Testimoniales: tu herramienta de venta más poderosa 💪



Los testimonios o testimoniales de clientes son tu mejor herramienta de ventas. ¿Por qué? Porque cuando nosotras lanzamos un producto o servicio y te contamos de sus bondades vos podés optar por creernos o por pensar que estamos haciendo autobombo 🥁.

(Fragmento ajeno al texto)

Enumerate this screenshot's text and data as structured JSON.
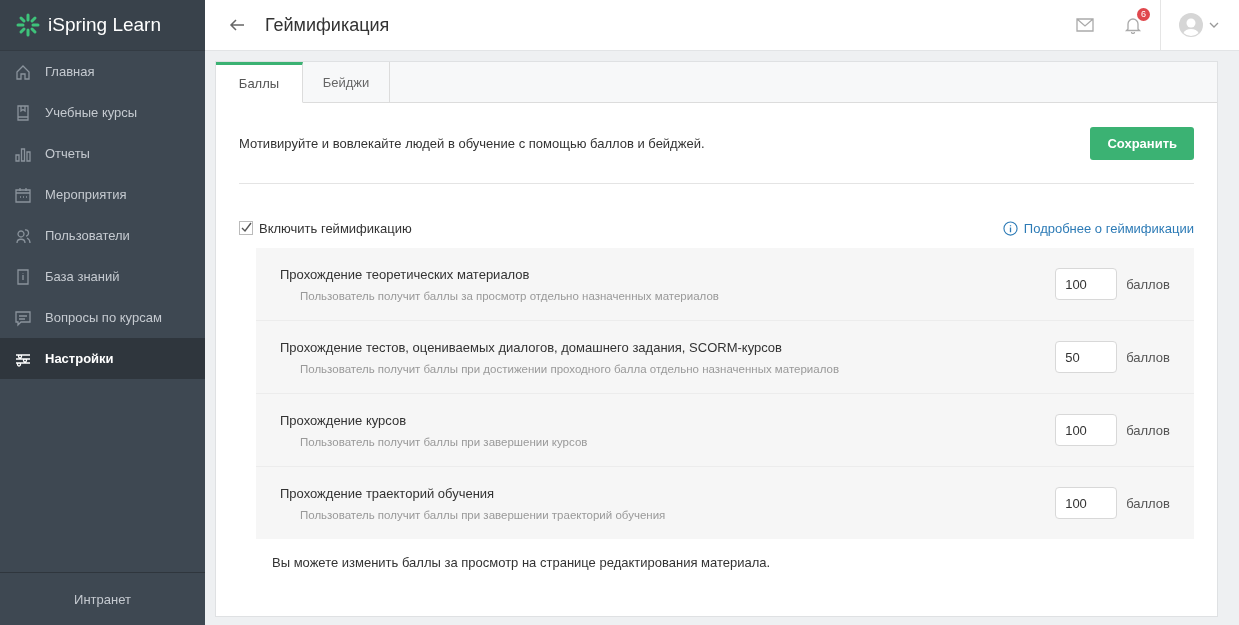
{
  "brand": "iSpring Learn",
  "sidebar": {
    "items": [
      {
        "label": "Главная",
        "selected": false
      },
      {
        "label": "Учебные курсы",
        "selected": false
      },
      {
        "label": "Отчеты",
        "selected": false
      },
      {
        "label": "Мероприятия",
        "selected": false
      },
      {
        "label": "Пользователи",
        "selected": false
      },
      {
        "label": "База знаний",
        "selected": false
      },
      {
        "label": "Вопросы по курсам",
        "selected": false
      },
      {
        "label": "Настройки",
        "selected": true
      }
    ],
    "footer": "Интранет"
  },
  "header": {
    "title": "Геймификация",
    "notifications": "6"
  },
  "tabs": [
    {
      "label": "Баллы",
      "selected": true
    },
    {
      "label": "Бейджи",
      "selected": false
    }
  ],
  "intro": "Мотивируйте и вовлекайте людей в обучение с помощью баллов и бейджей.",
  "save_button": "Сохранить",
  "enable": {
    "label": "Включить геймификацию",
    "checked": true
  },
  "more_link": "Подробнее о геймификации",
  "rules": [
    {
      "title": "Прохождение теоретических материалов",
      "hint": "Пользователь получит баллы за просмотр отдельно назначенных материалов",
      "value": "100",
      "unit": "баллов"
    },
    {
      "title": "Прохождение тестов, оцениваемых диалогов, домашнего задания, SCORM-курсов",
      "hint": "Пользователь получит баллы при достижении проходного балла отдельно назначенных материалов",
      "value": "50",
      "unit": "баллов"
    },
    {
      "title": "Прохождение курсов",
      "hint": "Пользователь получит баллы при завершении курсов",
      "value": "100",
      "unit": "баллов"
    },
    {
      "title": "Прохождение траекторий обучения",
      "hint": "Пользователь получит баллы при завершении траекторий обучения",
      "value": "100",
      "unit": "баллов"
    }
  ],
  "note": "Вы можете изменить баллы за просмотр на странице редактирования материала."
}
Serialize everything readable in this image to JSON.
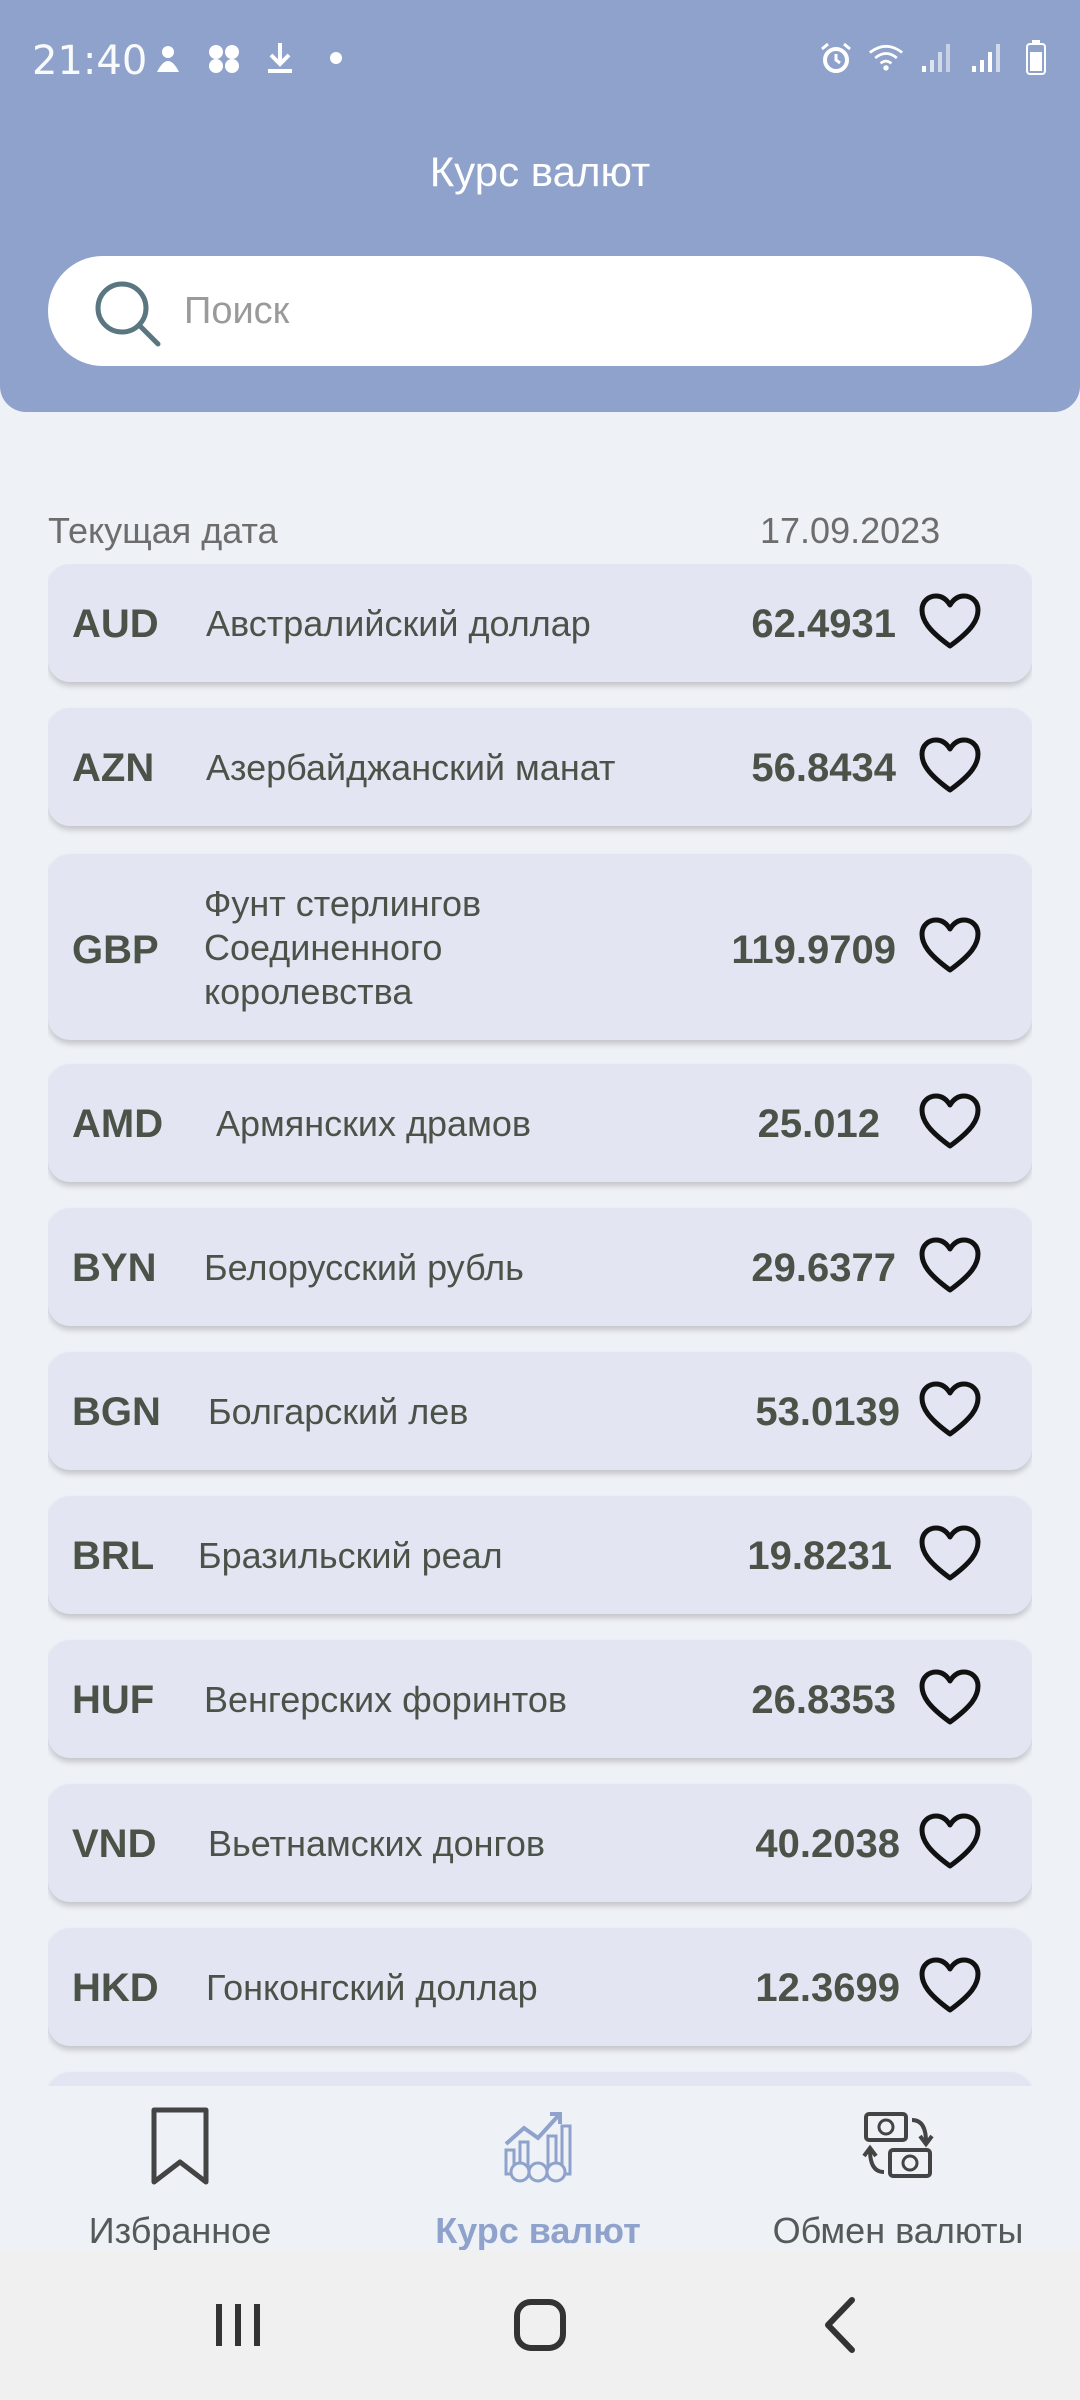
{
  "status_bar": {
    "time": "21:40"
  },
  "header": {
    "title": "Курс валют"
  },
  "search": {
    "placeholder": "Поиск"
  },
  "date": {
    "label": "Текущая дата",
    "value": "17.09.2023"
  },
  "currencies": [
    {
      "code": "AUD",
      "name": "Австралийский доллар",
      "rate": "62.4931"
    },
    {
      "code": "AZN",
      "name": "Азербайджанский манат",
      "rate": "56.8434"
    },
    {
      "code": "GBP",
      "name": "Фунт стерлингов Соединенного королевства",
      "rate": "119.9709"
    },
    {
      "code": "AMD",
      "name": "Армянских драмов",
      "rate": "25.012"
    },
    {
      "code": "BYN",
      "name": "Белорусский рубль",
      "rate": "29.6377"
    },
    {
      "code": "BGN",
      "name": "Болгарский лев",
      "rate": "53.0139"
    },
    {
      "code": "BRL",
      "name": "Бразильский реал",
      "rate": "19.8231"
    },
    {
      "code": "HUF",
      "name": "Венгерских форинтов",
      "rate": "26.8353"
    },
    {
      "code": "VND",
      "name": "Вьетнамских донгов",
      "rate": "40.2038"
    },
    {
      "code": "HKD",
      "name": "Гонконгский доллар",
      "rate": "12.3699"
    }
  ],
  "bottom_nav": {
    "items": [
      {
        "label": "Избранное",
        "icon": "bookmark-icon"
      },
      {
        "label": "Курс валют",
        "icon": "chart-currency-icon"
      },
      {
        "label": "Обмен валюты",
        "icon": "exchange-icon"
      }
    ]
  },
  "colors": {
    "header": "#8ea2cb",
    "card": "#e3e6f2",
    "background": "#eef1f6",
    "active_nav": "#8ea2cb"
  }
}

En cambio, si una o varias clientas nuestras cuentan cómo nuestros cursos o asesorías les dieron herramientas para transformar sus emprendimientos, eso ya tiene otro color. Según estudios el 96,5% de consumidores busca la opinión de otros usuarios antes de comprar online. Como leíste, casi el 100% de las personas evalúa las opiniones antes de adquirir un producto. Las opiniones positivas, influyen en un 59% al momento de tomar la decisión de compra. Con estos números ya no podés dejarlos de lado. Y te tiramos otro dato más, el 63% de los usuarios afirma que está dispuesto a pagar hasta un 15% más por una buena experiencia 🤑.


¿Qué tiene un buen testimonio?


Primero y antes que nada, datos reales. Fabricar testimonios de clientes no es una buena práctica. Es como hacerte trampa jugando al solitario. Si no tenés clientes dispuestos a darte un testimonio feliz, es hora de revisar la calidad de tus productos o servicios. Poner el nombre y apellido, o arrobarlos en su cuenta de Instagram va a hacer que el testimonio tenga credibilidad.


Pediles que cuenten un beneficio concreto de tu producto. No si “es lindo” o “es maravilloso” porque esos son opiniones subjetivas. Ahora si por ejemplo: una usuaria dice que nuestros curso de e-mail marketing le dio herramientas para mejorar la performance de sus campañas en un 30%, ese es un beneficio real.


Encontrá los puntos de dolor de tus clientes. Pediles que cuenten qué problema o inconveniente vino a resolver tu producto o servicio. Imaginemos que vendes productos para el cabello. El testimonial puede decir algo como: “Antes de probar la mascarilla de aloe, tenía el pelo seco y lleno de frizz.”